Publié le par Rosalie210

Oliver Parker (2011)

Johnny English, le retour (Johnny English Reborn)


"Johnny English le retour" ne bénéficie pas d'un meilleur scénario que le premier film de la saga et certains gags restent très primaires mais question mise en scène, il est bien supérieur. Plus rythmé, plus sophistiqué avec des parodies de passages obligés des films d'espionnage très réussies comme la retraite tibétaine, le tueur à gages à l'apparence inoffensive de femme de ménage chinoise ou les manifestations physiques du stress post-traumatique après l'échec d'une mission vue plusieurs fois en flashback (on retrouve ce leitmotiv aussi dans le deuxième OSS 117 de Michel HAZANAVICIUS, "OSS 117 : Rio ne répond plus") (2007). Les scènes d'action sont également très réussies, en particulier celle de la poursuite entre un Yamakasi adepte de prouesses acrobatiques et un Johnny adepte de solutions pragmatiques du genre ascenseur, échelle ou grue. Un grand moment burlesque qu'on a pu rapprocher de Jacques TATI ou de Blake EDWARDS et qui me fait également penser à la scène de "Les Aventuriers de l arche perdue" (1980) où Indiana Jones abat au pistolet un adversaire qui essayait de lui faire peur en maniant le sabre avec dextérité.
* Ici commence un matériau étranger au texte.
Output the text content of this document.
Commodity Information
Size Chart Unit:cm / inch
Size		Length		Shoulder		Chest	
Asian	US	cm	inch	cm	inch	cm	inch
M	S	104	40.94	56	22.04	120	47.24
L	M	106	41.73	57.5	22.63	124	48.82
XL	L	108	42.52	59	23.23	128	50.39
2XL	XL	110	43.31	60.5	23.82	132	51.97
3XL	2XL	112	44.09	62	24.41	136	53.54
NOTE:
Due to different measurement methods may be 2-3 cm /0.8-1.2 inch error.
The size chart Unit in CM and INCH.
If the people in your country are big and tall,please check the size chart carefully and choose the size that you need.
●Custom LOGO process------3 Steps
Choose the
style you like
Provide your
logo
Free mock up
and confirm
Enfin si on peut déplorer l'absence de Ben MILLER, remplacé par un second couteau plus fade (Daniel KALUUYA) ainsi qu'un méchant d'opérette plus "fouine que taupe" (Dominic WEST) il est compensé par le casting féminin de choc entre la psychologue comportementaliste amoureuse de Johnny English (Rosamund PIKE une ancienne James Bond Girl) et la chef du M17 (Gillian ANDERSON, ex agent Scully de X-files).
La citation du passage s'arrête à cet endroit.